Datawhale-动手学CV-Pytorch-MNIST分类实战代码解读-CSDN博客

本文链接：https://blog.csdn.net/2302_77608969/article/details/141102020

MNIST数据集介绍

MNIST数据集(Mixed National Institute of Standards and Technology database)是美国国家标准与技术研究院收集整理的大型手写数字数据库。包含60,000个示例的训练集以及10,000个示例的测试集，其中训练集 (training set) 由来自 250 个不同人手写的数字构成, 其中 50% 是高中学生, 50% 来自人口普查局 (the Census Bureau) 的工作人员，测试集(test set) 也是同样比例的手写数字数据。

MNIST数据集的图像尺寸为28 * 28，且这些图像只包含灰度信息，灰度值在0~1之间。

1.导入库

import torch
import torch.nn as nn
import numpy as np
from torch import optim
from torch.autograd import Variable
from torch.utils.data import DataLoader
from torchvision.datasets import mnist
from torchvision import transforms
import matplotlib.pyplot as plt

a brief explanation of each import and its purpose

import torch: This imports the main PyTorch library, which is used for tensor computation and deep learning.
import torch.nn as nn: This imports the torch.nn module, which contains classes and functions to build neural networks.
import numpy as np: This imports NumPy, a library for numerical operations in Python, often used for array manipulations.
from torch import optim: This imports the optimization package from PyTorch, which contains various optimization algorithms like SGD, Adam, etc.
from torch.autograd import Variable: This imports the Variable class from PyTorch’s autograd package, which is used to wrap tensors and record operations for automatic differentiation.
from torch.utils.data import DataLoader: This imports the DataLoader class, which provides an efficient way to load and iterate over datasets.
from torchvision.datasets import mnist: This imports the MNIST dataset from the torchvision package, which is a collection of popular datasets and model architectures.
from torchvision import transforms: This imports the transforms module from torchvision, which provides common image transformations for data preprocessing.
import matplotlib.pyplot as plt: This imports the pyplot module from Matplotlib, which is used for plotting and visualizing data.
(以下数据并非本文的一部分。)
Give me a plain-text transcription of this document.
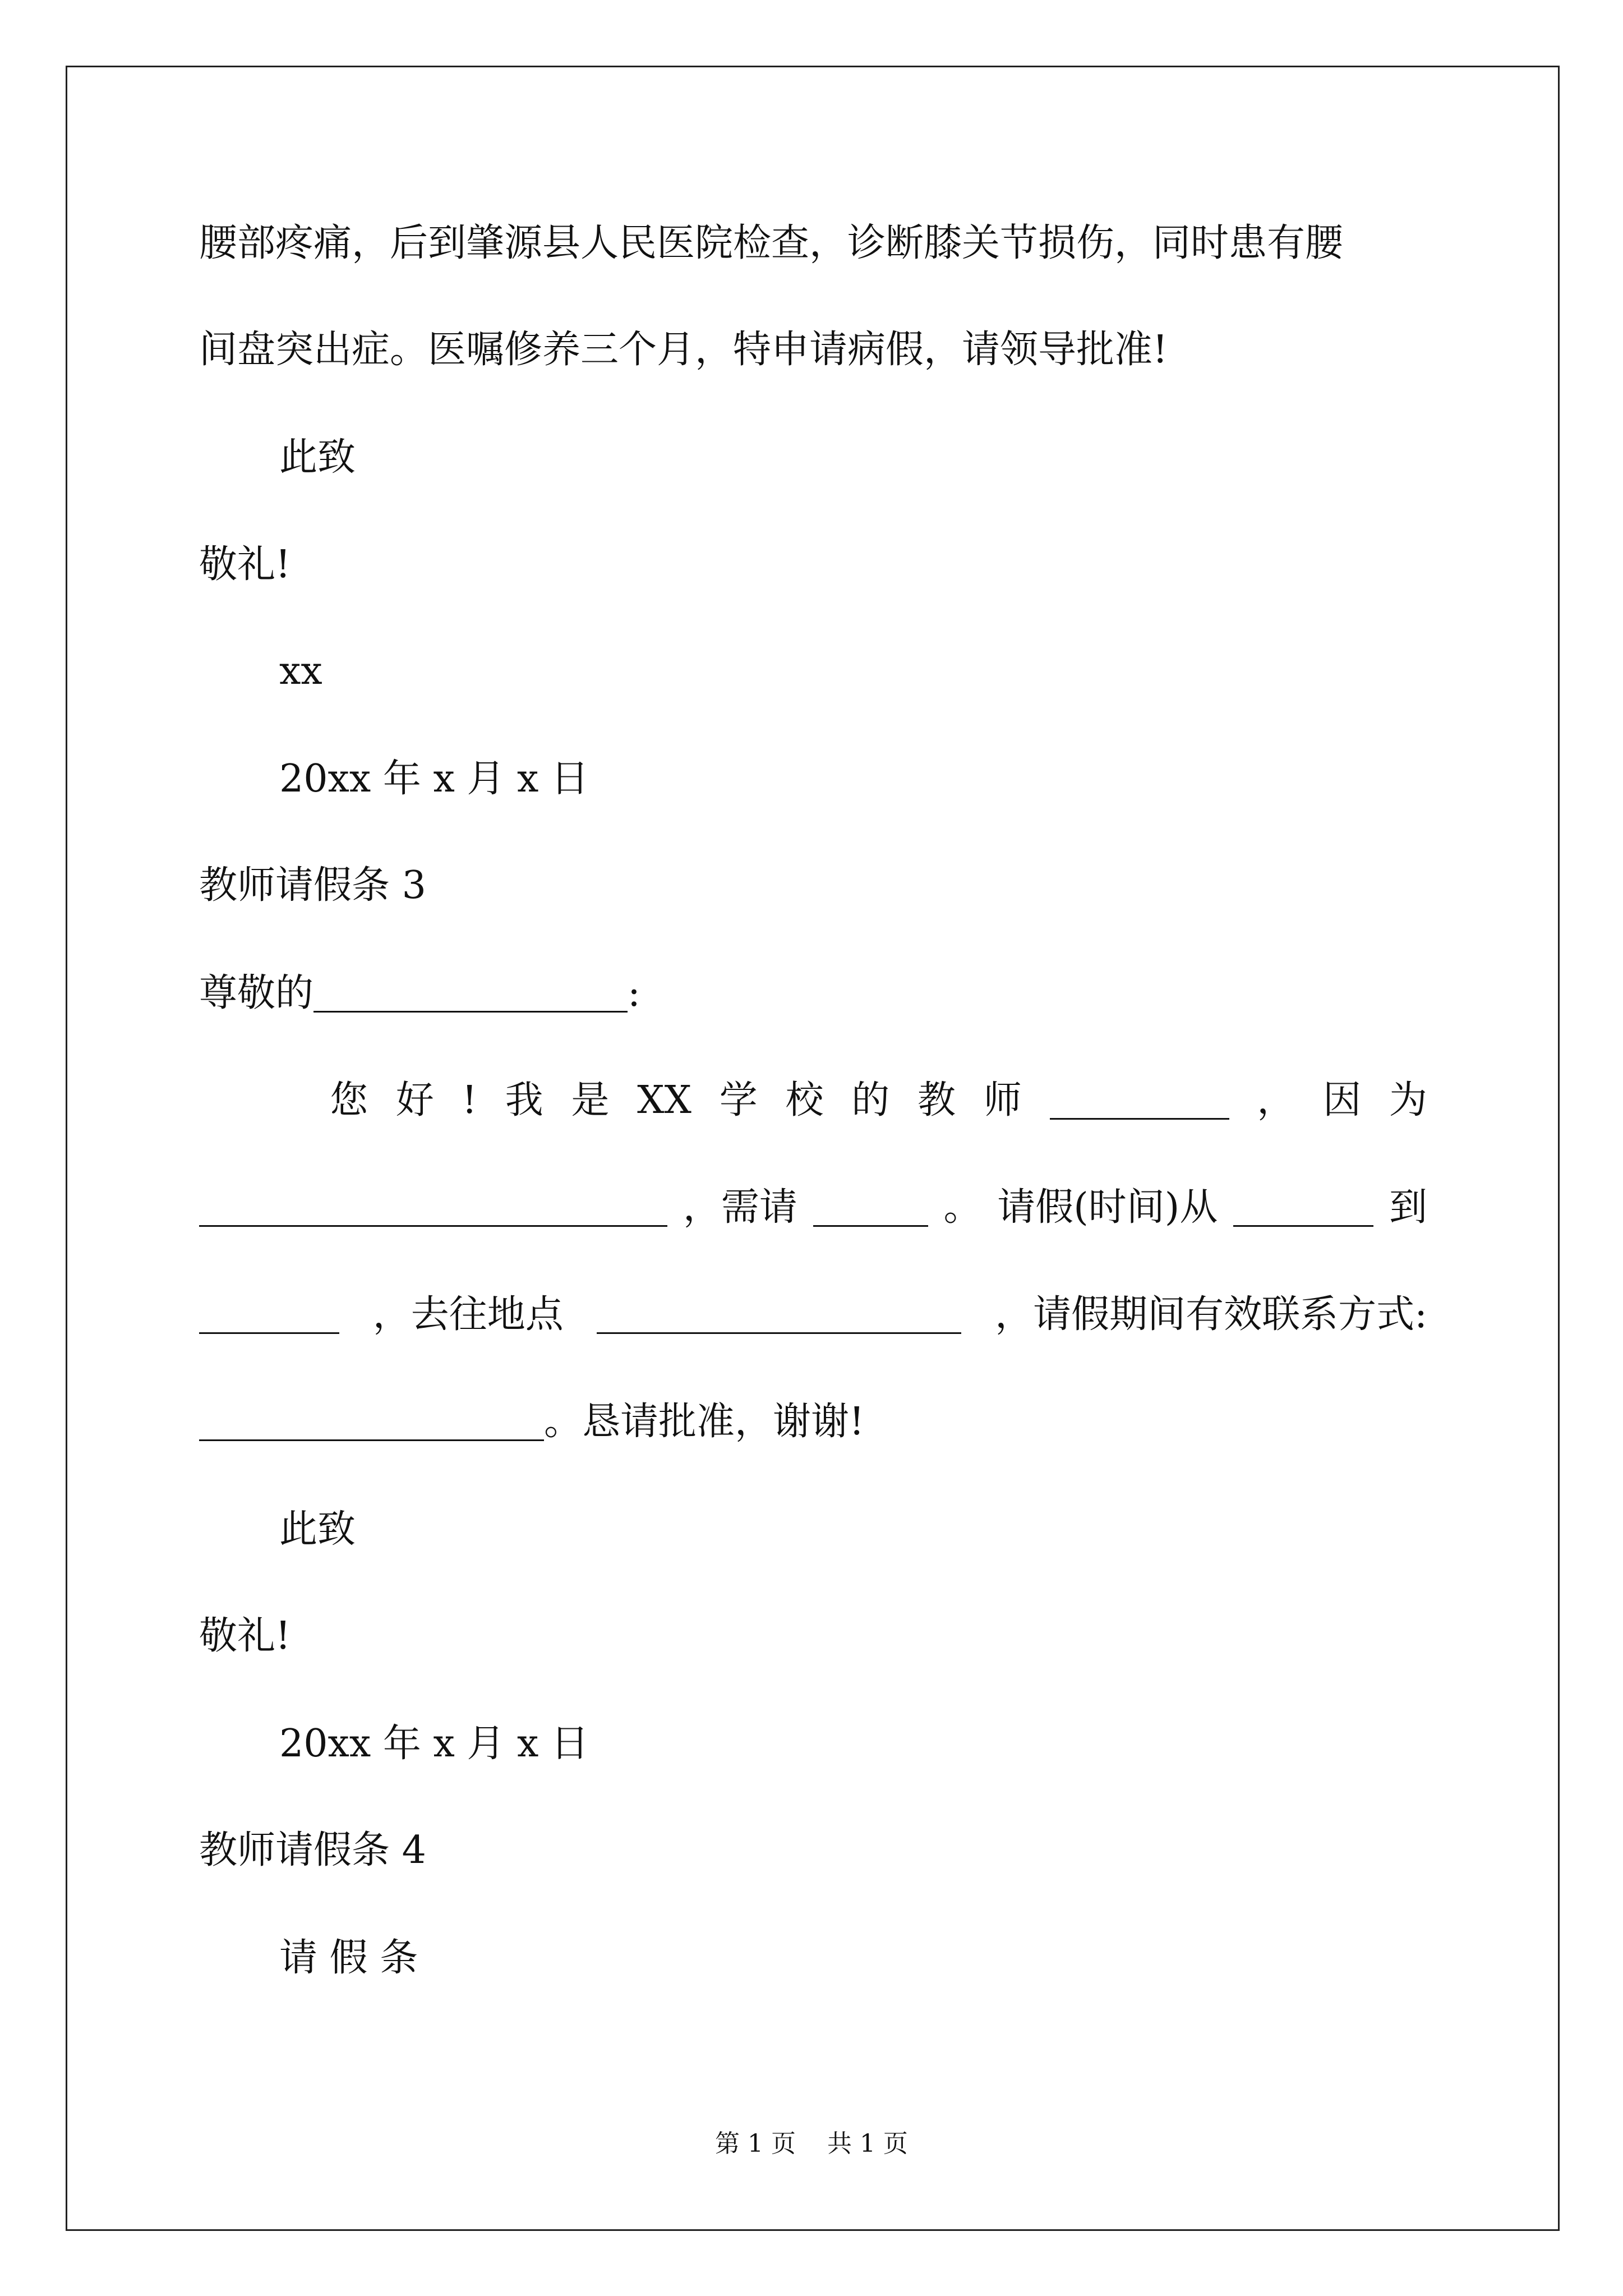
腰部疼痛，后到肇源县人民医院检查，诊断膝关节损伤，同时患有腰

间盘突出症。医嘱修养三个月，特申请病假，请领导批准!

此致

敬礼!

xx

20xx 年 x 月 x 日

教师请假条 3

尊敬的	:

您 好 ! 我 是 XX 学 校 的 教 师	， 因 为
，需请	。 请假(时间)从	到
，去往地点	，请假期间有效联系方式:

。恳请批准，谢谢!

此致

敬礼!

20xx 年 x 月 x 日

教师请假条 4

请 假 条

第 1 页    共 1 页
①what is optimization algorithms？

Optimization algorithms are techniques used to find the best solution (or optimal solution) to a problem by minimizing or maximizing a specific objective function. These algorithms are fundamental in various fields, including machine learning, operations research, and engineering.

Here are some key points about optimization algorithms:

Objective Function: This is the function that needs to be optimized. It could be a cost function that needs to be minimized or a reward function that needs to be maximized.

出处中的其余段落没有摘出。